Shane Donovan Moore, once a rugby player with grit, now finds himself serving 2.5 years in a US federal prison.
His crime? Running a full-blown Ponzi scheme masked as a crypto mining operation. The project — if we can even call it that — went by the name Quantum Donovan LLC, and from January 2021 to October 2022, it raked in more than $900,000 from over 40 investors.
If you’re imagining a flashy mining warehouse filled with GPUs humming at full speed, think again. This was smoke and mirrors. The typical promise was 1% daily returns — the kind of pitch that only works because it feels like it could be true, especially in the volatile world of crypto.
But this was no innovative mining model or DeFi breakthrough. It was the same old scam in a shiny Web3 outfit. The money that came in wasn’t buying mining rigs — it was used to pay off earlier investors and keep the illusion going.
It’s the classic Ponzi play, just upgraded with crypto buzzwords and a layer of blockchain mystique.
People fell for it. That’s the hardest part to swallow. Over 40 individuals believed they were investing in a cutting-edge mining operation. Maybe they were inspired by Moore’s past or impressed by the supposed legitimacy of his LLC. Either way, their trust was betrayed.

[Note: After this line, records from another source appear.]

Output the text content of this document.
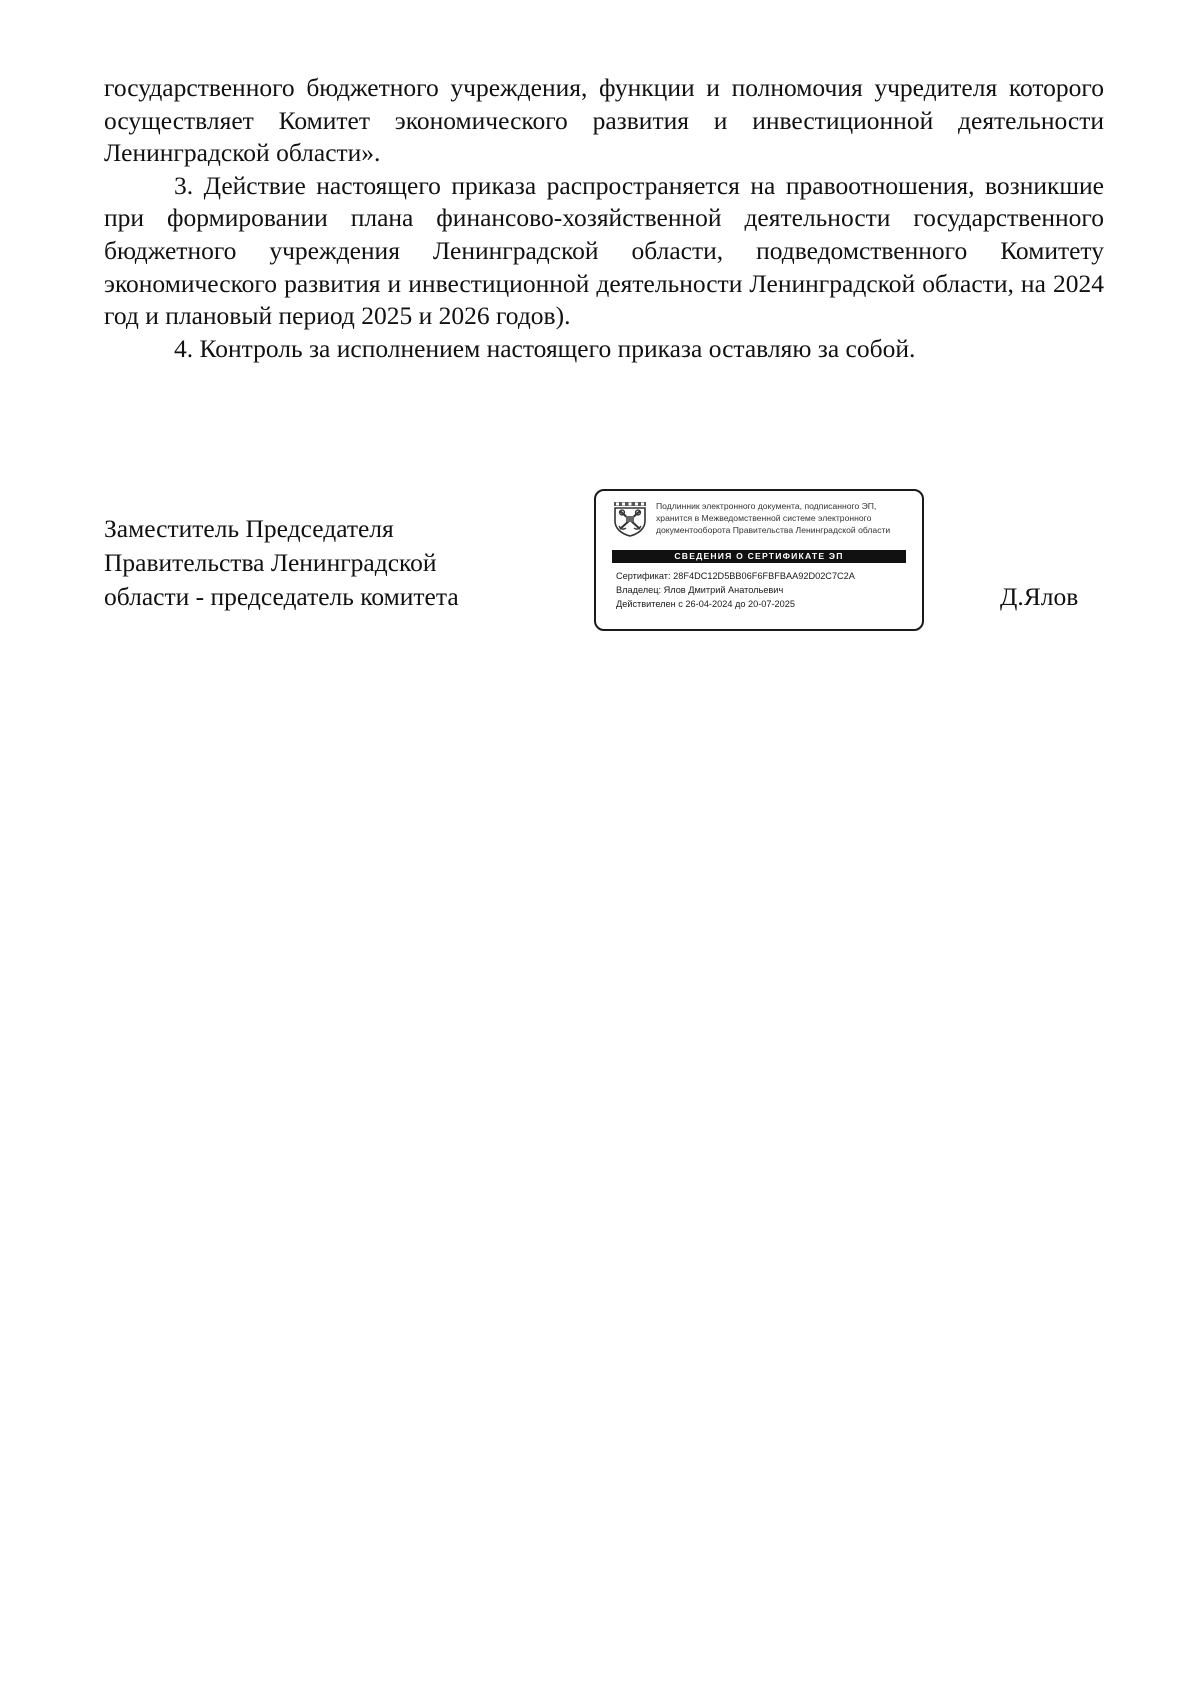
государственного бюджетного учреждения, функции и полномочия учредителя которого осуществляет Комитет экономического развития и инвестиционной деятельности Ленинградской области».

3. Действие настоящего приказа распространяется на правоотношения, возникшие при формировании плана финансово-хозяйственной деятельности государственного бюджетного учреждения Ленинградской области, подведомственного Комитету экономического развития и инвестиционной деятельности Ленинградской области, на 2024 год и плановый период 2025 и 2026 годов).

4. Контроль за исполнением настоящего приказа оставляю за собой.

Заместитель Председателя
Правительства Ленинградской
области - председатель комитета
Подлинник электронного документа, подписанного ЭП,
хранится в Межведомственной системе электронного
документооборота Правительства Ленинградской области
СВЕДЕНИЯ О СЕРТИФИКАТЕ ЭП
Сертификат: 28F4DC12D5BB06F6FBFBAA92D02C7C2A
Владелец: Ялов Дмитрий Анатольевич
Действителен с 26-04-2024 до 20-07-2025	Д.Ялов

We’ve seen this pattern before: the hype around crypto attracts not just hopeful investors, but opportunists who see a chance to exploit. And when they come dressed in professional résumés or athletic backgrounds, they’re even harder to spot.
But the fundamentals of trust don’t change — when someone guarantees outsized daily returns in a market known for volatility, red flags should fly high.
Now Moore faces prison time, and those 40+ investors are left picking up the pieces of their financial losses and their trust in this space.
It’s another reminder that due diligence matters more than ever, especially in crypto — because the tech may be new, but the scams are as old as time.